Impact of GPT4 and future AI development on math curricula in schools

Question

At least since pocket calculators were available there is an ongoing debate in math education of how meaningfull it is to continue to teach students how to calculations only using a paper and pencil. At the beginning the discussions were only about arithmetic operations but later (after CAS systems were available) also for example about calculating integrals. Many concluded that those skills are not needed anymore and one need to focus much more on solving complex problems, creative and critical thinking and mathematical modelling. Calculators or CAS were meant as tools to do the "routine" tasks described above.

[As a side note: At least in Germany I got the impression that this idea never really got implemented, because it didn't work to teach the average student complex, creative problem solving skills. Thus it ended up that exams consist of problems that are not more complex than in earlier times, but require less calculating skills thus being effectively easier]

Now, if you look at GPT4, it one sees that computers cannot only do "routine tasks", but also solve mathematical modelling problems or provide new mathematical proofs. See for example this research paper, where for example on page 40 a math olympiad problem was solved by GPT 4.

I know that currently GPT4 makes many errors and is not really reliable. But if the development goes on as fast as in the past years, this will not sooner or later not be a problem anymore.

So assume that GPT x or another AI can reliable solve such "creative" and "complex" math tasks (which are out of reach for the average high school students).
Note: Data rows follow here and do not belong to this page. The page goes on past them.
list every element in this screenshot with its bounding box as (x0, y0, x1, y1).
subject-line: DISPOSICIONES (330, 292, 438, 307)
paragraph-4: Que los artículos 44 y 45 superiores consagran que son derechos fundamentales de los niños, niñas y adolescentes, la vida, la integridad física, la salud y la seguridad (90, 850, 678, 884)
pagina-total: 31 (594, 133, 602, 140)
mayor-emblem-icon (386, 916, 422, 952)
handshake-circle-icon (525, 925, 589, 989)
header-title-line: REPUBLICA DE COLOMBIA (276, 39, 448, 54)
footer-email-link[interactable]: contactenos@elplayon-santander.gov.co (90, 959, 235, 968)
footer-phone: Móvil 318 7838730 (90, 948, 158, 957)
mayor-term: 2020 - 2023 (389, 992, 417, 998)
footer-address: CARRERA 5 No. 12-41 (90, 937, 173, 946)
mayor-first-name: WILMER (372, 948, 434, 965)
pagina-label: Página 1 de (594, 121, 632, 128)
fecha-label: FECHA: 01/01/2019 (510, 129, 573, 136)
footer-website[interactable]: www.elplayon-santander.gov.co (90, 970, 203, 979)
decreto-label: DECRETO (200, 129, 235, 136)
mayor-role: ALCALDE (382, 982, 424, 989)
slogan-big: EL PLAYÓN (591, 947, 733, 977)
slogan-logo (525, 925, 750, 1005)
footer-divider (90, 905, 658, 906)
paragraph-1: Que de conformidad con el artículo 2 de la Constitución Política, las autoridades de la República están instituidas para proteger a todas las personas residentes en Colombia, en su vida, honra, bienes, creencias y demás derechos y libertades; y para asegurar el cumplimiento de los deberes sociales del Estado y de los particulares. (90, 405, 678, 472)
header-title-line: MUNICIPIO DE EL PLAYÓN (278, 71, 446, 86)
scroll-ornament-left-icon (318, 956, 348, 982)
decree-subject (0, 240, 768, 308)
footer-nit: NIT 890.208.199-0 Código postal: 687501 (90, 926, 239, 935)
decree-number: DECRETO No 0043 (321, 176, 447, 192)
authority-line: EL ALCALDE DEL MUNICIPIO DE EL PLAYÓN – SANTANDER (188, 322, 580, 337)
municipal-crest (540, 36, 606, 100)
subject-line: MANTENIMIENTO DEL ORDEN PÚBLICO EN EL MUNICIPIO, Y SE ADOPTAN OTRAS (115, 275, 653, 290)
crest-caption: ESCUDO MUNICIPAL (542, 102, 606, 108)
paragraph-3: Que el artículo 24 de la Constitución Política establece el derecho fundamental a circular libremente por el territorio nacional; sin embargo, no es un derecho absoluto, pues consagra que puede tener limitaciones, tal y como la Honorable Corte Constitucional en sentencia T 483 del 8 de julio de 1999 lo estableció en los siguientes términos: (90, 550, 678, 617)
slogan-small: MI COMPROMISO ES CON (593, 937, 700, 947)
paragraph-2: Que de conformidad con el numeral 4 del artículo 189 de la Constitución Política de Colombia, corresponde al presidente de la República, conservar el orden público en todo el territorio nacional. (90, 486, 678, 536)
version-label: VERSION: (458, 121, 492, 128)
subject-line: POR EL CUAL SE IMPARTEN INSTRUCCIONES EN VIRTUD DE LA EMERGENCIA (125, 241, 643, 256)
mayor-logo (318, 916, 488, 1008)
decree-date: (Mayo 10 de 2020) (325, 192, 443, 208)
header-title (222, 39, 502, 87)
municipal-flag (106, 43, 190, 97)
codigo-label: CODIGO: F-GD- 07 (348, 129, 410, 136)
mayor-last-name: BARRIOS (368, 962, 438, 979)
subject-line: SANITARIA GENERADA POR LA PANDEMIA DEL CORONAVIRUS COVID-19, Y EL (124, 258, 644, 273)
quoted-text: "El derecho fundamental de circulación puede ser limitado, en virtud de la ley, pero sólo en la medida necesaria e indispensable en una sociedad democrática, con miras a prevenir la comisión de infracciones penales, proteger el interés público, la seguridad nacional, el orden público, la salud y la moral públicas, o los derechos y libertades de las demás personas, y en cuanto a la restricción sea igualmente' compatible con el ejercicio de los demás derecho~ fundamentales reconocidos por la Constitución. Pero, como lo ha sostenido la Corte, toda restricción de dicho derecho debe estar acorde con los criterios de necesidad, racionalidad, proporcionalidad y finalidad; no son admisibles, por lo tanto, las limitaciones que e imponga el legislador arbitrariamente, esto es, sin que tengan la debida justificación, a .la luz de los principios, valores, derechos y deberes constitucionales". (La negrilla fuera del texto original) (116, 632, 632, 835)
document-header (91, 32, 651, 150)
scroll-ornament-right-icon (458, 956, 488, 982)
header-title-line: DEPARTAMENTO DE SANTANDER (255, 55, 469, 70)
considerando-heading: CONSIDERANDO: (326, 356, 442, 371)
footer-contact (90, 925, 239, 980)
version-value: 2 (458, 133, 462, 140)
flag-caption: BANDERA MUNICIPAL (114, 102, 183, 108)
How to reasonable change the math curricula in this scenario? Are there any reasons to continue teaching math as we have done it in the past? If so, how to explain the students that it makes sense to learn those things when AI can do it better and much faster?

Answer 1

I think this is an important question. The issue, as I see it, is that for a long time learning mathematics has been promoted based on applications of mathematics. Obviously this approach fails to address the question that you raised, i.e., it cannot convince high-school students why they should learn tasks that AI can do better and faster. But let me ask another question: suppose one day AI can formulate and prove theorems in mathematics better and faster than humans. Are mathematicians going to abandon mathematics? It depends on why they do mathematics. Do mathematicians do mathematics to prove theorems? Some may, but many others do mathematics because they enjoy it. Consequently, it is reasonable to expect that many mathematicians will continue to do mathematics even if AI one day can formulate and prove theorems. One can ask the same question about music. If one day AI can compose music (it already can, to some extent) will humans stop composing music? Not if they enjoy doing it.
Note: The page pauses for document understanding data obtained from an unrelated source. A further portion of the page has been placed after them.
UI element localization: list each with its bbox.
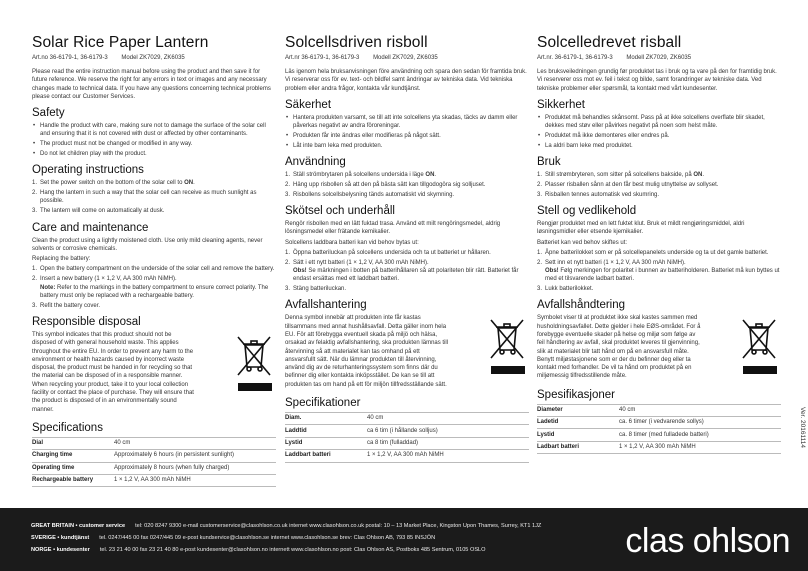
model-number: Modell ZK7029, ZK6035 (626, 55, 692, 61)
specs-table (285, 412, 529, 463)
table-row: Laddtid ca 6 tim (i hållande solljus) (285, 425, 529, 437)
table-row: Lystid ca 8 tim (fulladdad) (285, 437, 529, 449)
safety-list (537, 114, 781, 150)
model-number: Model ZK7029, ZK6035 (121, 55, 185, 61)
safety-heading: Säkerhet (285, 98, 332, 111)
table-row: Dial 40 cm (32, 437, 276, 449)
table-row: Operating time Approximately 8 hours (when fully charged) (32, 462, 276, 474)
operating-heading: Användning (285, 156, 346, 169)
care-list (32, 265, 276, 309)
crossed-bin-icon (737, 314, 781, 374)
version-label: Ver. 20161114 (799, 407, 806, 448)
list-item: 2. Insert a new battery (1 × 1,2 V, AA 300 mAh NiMH). Note: Refer to the markings in the battery compartment to ensure correct polarity. The battery must only be replaced with a rechargeable battery. (32, 276, 269, 299)
list-item: 1. Still strømbryteren, som sitter på solcellens bakside, på ON. (537, 172, 705, 179)
disposal-heading: Avfallshantering (285, 299, 367, 312)
intro-text: Please read the entire instruction manual before using the product and then save it for future reference. We reserve the right for any errors in text or images and any necessary changes made to technical data. If you have any questions concerning technical problems please contact our Customer Services. (32, 69, 271, 100)
table-row: Rechargeable battery 1 × 1,2 V, AA 300 mAh NiMH (32, 475, 276, 487)
list-item: 2. Häng upp risbollen så att den på bästa sätt kan tillgodogöra sig solljuset. (285, 181, 486, 188)
operating-heading: Bruk (537, 156, 561, 169)
table-row: Diam. 40 cm (285, 413, 529, 425)
article-number: Art.nr. 36-6179-1, 36-6179-3 (537, 55, 613, 61)
list-item: • Produkten får inte ändras eller modifieras på något sätt. (285, 132, 529, 140)
list-item: 2. Sätt i ett nytt batteri (1 × 1,2 V, AA 300 mAh NiMH). Obs! Se märkningen i botten på batterihållaren så att polariteten blir rätt. Batteriet får endast ersättas med ett laddbart batteri. (285, 259, 519, 283)
list-item: • The product must not be changed or modified in any way. (32, 140, 276, 148)
care-replace-label: Batteriet kan ved behov skiftes ut: (537, 239, 628, 246)
specs-heading: Specifications (32, 421, 103, 434)
article-line (537, 55, 781, 61)
care-replace-label: Solcellens laddbara batteri kan vid behov bytas ut: (285, 239, 419, 246)
product-title: Solcellsdriven risboll (285, 34, 428, 51)
specs-heading: Spesifikasjoner (537, 388, 615, 401)
care-replace-label: Replacing the battery: (32, 256, 91, 263)
list-item: 3. The lantern will come on automatically at dusk. (32, 208, 165, 215)
list-item: • Hantera produkten varsamt, se till att inte solcellens yta skadas, täcks av damm eller påverkas negativt av andra föroreningar. (285, 114, 529, 131)
disposal-text: This symbol indicates that this product should not be disposed of with general household waste. This applies throughout the entire EU. In order to prevent any harm to the environment or health hazards caused by incorrect waste disposal, the product must be handed in for recycling so that the material can be disposed of in a responsible manner. When recycling your product, take it to your local collection facility or contact the place of purchase. They will ensure that the product is disposed of in an environmentally sound manner. (32, 331, 194, 413)
table-row: Charging time Approximately 6 hours (in persistent sunlight) (32, 450, 276, 462)
disposal-text: Denna symbol innebär att produkten inte får kastas tillsammans med annat hushållsavfall. Detta gäller inom hela EU. För att förebygga eventuell skada på miljö och hälsa, orsakad av felaktig avfallshantering, ska produkten lämnas till återvinning så att materialet kan tas omhand på ett ansvarsfullt sätt. När du lämnar produkten till återvinning, använd dig av de returhanteringssystem som finns där du befinner dig eller kontakta inköpsstället. De kan se till att produkten tas om hand på ett för miljön tillfredsställande sätt. (285, 315, 449, 388)
list-item: 1. Open the battery compartment on the underside of the solar cell and remove the battery. (32, 266, 275, 273)
care-text: Clean the product using a lightly moistened cloth. Use only mild cleaning agents, never solvents or corrosive chemicals. (32, 237, 263, 252)
list-item: • Handle the product with care, making sure not to damage the surface of the solar cell and ensuring that it is not covered with dust or affected by other contaminants. (32, 122, 276, 139)
disposal-heading: Responsible disposal (32, 315, 141, 328)
list-item: 2. Plasser risballen sånn at den får best mulig utnyttelse av sollyset. (537, 181, 719, 188)
product-title: Solcelledrevet risball (537, 34, 682, 51)
list-item: • Låt inte barn leka med produkten. (285, 142, 529, 150)
column-en (32, 34, 276, 487)
list-item: • Produktet må behandles skånsomt. Pass på at ikke solcellens overflate blir skadet, dekkes med støv eller påvirkes negativt på noen som helst måte. (537, 114, 781, 131)
safety-list (32, 122, 276, 158)
specs-heading: Specifikationer (285, 397, 361, 410)
care-heading: Skötsel och underhåll (285, 204, 395, 217)
footer (0, 508, 808, 571)
operating-heading: Operating instructions (32, 164, 144, 177)
care-heading: Stell og vedlikehold (537, 204, 637, 217)
list-item: • La aldri barn leke med produktet. (537, 142, 781, 150)
safety-heading: Sikkerhet (537, 98, 585, 111)
care-list (285, 249, 529, 293)
model-number: Modell ZK7029, ZK6035 (373, 55, 438, 61)
intro-text: Läs igenom hela bruksanvisningen före användning och spara den sedan för framtida bruk. Vi reserverar oss för ev. text- och bildfel samt ändringar av tekniska data. Vid tekniska problem eller andra frågor, kontakta vår kundtjänst. (285, 69, 527, 92)
table-row: Ladetid ca. 6 timer (i vedvarende sollys) (537, 417, 781, 429)
care-text: Rengjør produktet med en lett fuktet klut. Bruk et mildt rengjøringsmiddel, aldri løsningsmidler eller etsende kjemikalier. (537, 220, 745, 236)
list-item: 2. Sett inn et nytt batteri (1 × 1,2 V, AA 300 mAh NiMH). Obs! Følg merkingen for polaritet i bunnen av batteriholderen. Batteriet må kun byttes ut med et tilsvarende ladbart batteri. (537, 259, 780, 283)
table-row: Ladbart batteri 1 × 1,2 V, AA 300 mAh NiMH (537, 441, 781, 453)
safety-heading: Safety (32, 107, 65, 120)
list-item: 1. Set the power switch on the bottom of the solar cell to ON. (32, 180, 195, 187)
footer-gb: GREAT BRITAIN • customer service tel: 020 8247 9300 e-mail customerservice@clasohlson.co.uk internet www.clasohlson.co.uk postal: 10 – 13 Market Place, Kingston Upon Thames, Surrey, KT1 1JZ (31, 523, 542, 529)
operating-list (537, 171, 781, 199)
care-heading: Care and maintenance (32, 221, 149, 234)
care-list (537, 249, 781, 293)
intro-text: Les bruksveiledningen grundig før produktet tas i bruk og ta vare på den for framtidig bruk. Vi reserverer oss mot ev. feil i tekst og bilde, samt forandringer av tekniske data. Ved tekniske problemer eller spørsmål, ta kontakt med vårt kundesenter. (537, 69, 777, 92)
list-item: 2. Hang the lantern in such a way that the solar cell can receive as much sunlight as possible. (32, 190, 257, 205)
list-item: • Produktet må ikke demonteres eller endres på. (537, 132, 781, 140)
list-item: 3. Risbollens solcellsbelysning tänds automatiskt vid skymning. (285, 191, 455, 198)
care-text: Rengör risbollen med en lätt fuktad trasa. Använd ett milt rengöringsmedel, aldrig lösningsmedel eller frätande kemikalier. (285, 220, 501, 236)
list-item: 3. Refit the battery cover. (32, 302, 101, 309)
list-item: 1. Öppna batteriluckan på solcellens undersida och ta ut batteriet ur hållaren. (285, 249, 491, 256)
operating-list (285, 171, 529, 199)
disposal-heading: Avfallshåndtering (537, 299, 626, 312)
article-number: Art.no 36-6179-1, 36-6179-3 (32, 55, 108, 61)
table-row: Laddbart batteri 1 × 1,2 V, AA 300 mAh NiMH (285, 450, 529, 462)
brand-logo: clas ohlson (625, 522, 790, 560)
specs-table (537, 404, 781, 455)
footer-no: NORGE • kundesenter tel. 23 21 40 00 fax 23 21 40 80 e-post kundesenter@clasohlson.no internett www.clasohlson.no post: Clas Ohlson AS, Postboks 485 Sentrum, 0105 OSLO (31, 547, 486, 553)
footer-se: SVERIGE • kundtjänst tel. 0247/445 00 fax 0247/445 09 e-post kundservice@clasohlson.se internet www.clasohlson.se brev: Clas Ohlson AB, 793 85 INSJÖN (31, 535, 436, 541)
article-number: Art.nr 36-6179-1, 36-6179-3 (285, 55, 360, 61)
operating-list (32, 179, 276, 215)
column-no (537, 34, 781, 454)
table-row: Diameter 40 cm (537, 404, 781, 416)
safety-list (285, 114, 529, 150)
product-title: Solar Rice Paper Lantern (32, 34, 209, 51)
column-sv (285, 34, 529, 463)
list-item: 3. Stäng batteriluckan. (285, 286, 347, 293)
list-item: 3. Lukk batterilokket. (537, 286, 594, 293)
disposal-text: Symbolet viser til at produktet ikke skal kastes sammen med husholdningsavfallet. Dette gjelder i hele EØS-området. For å forebygge eventuelle skader på helse og miljø som følge av feil håndtering av avfall, skal produktet leveres til gjenvinning, slik at materialet blir tatt hånd om på en ansvarsfull måte. Benytt miljøstasjonene som er der du befinner deg eller ta kontakt med forhandler. De vil ta hånd om produktet på en miljømessig tilfredsstillende måte. (537, 315, 701, 380)
article-line (32, 55, 276, 61)
list-item: 1. Ställ strömbrytaren på solcellens undersida i läge ON. (285, 172, 437, 179)
table-row: Lystid ca. 8 timer (med fulladede batteri) (537, 429, 781, 441)
crossed-bin-icon (232, 331, 276, 391)
list-item: 3. Risballen tennes automatisk ved skumring. (537, 191, 660, 198)
list-item: • Do not let children play with the product. (32, 150, 276, 158)
crossed-bin-icon (485, 314, 529, 374)
article-line (285, 55, 529, 61)
specs-table (32, 437, 276, 488)
list-item: 1. Åpne batterilokket som er på solcellepanelets underside og ta ut det gamle batteriet. (537, 249, 769, 256)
The point I am making is that whether the mathematics curricula should change or not is secondary. What should change before that is the way learning mathematics is promoted. If learning mathematics is promoted based on its enjoyability, rather than its applications, then in response to a high-school student who asks why should I learn tasks that AI can do better and faster, one can say because mathematics is enjoyable? Understandably, mathematics cannot suddenly become enjoyable by just telling people that it is enjoyable and a lot of thought and work is needed to make it enjoyable, which may include changing the curriculum.

Answer 2

Tangentially related comment based on this quote:

George Carrier, who was a rare double electee to both the National Academy of Science and the National Academy of Engineering, advised his students that there were three ways to learn:

Precept 2 (Carrier’s Three Modes of Information Acquisition).

1. Run up and down the hallway, asking, until you find a human source. [BEST]
2. Scour the library and look it up in a book or journal.
3. Work it out yourself. [WORST]

— J.P. Boyd, Solving Transcendental Equations

I suppose we could update these to their virtual 21st-century equivalents:

1. Ask on StackExchange, etc.
2. Ask ChatGPT.
3. Work it out yourself.

Perhaps someday, 2 will overtake 1.

Boyd goes on:

Repeating previously published research yourself is the best, not worst, in terms of deeply learning a subject, but it is the worst in terms of time expenditure. Albert Migliori’s bon mot: “Six months in the lab can save you a day in the library” is equally true if “in the lab” is replaced by “deriving special methods.”

My English teacher, who had completed a Ph.D. mid-career, in high school said something similar.

Boyd presents a choice, one that relates to the question at hand: When is it worth the time to deepen your knowledge and when is it better to just get the job done? We have all made each of these choices at different times, I imagine. I imagine that given the same choices, the best choice for each person can vary.

However, I don't really see how to answer this question at this time (the curriculum question in the OP, what students should learn deeply, what tasks they should be trained to perform).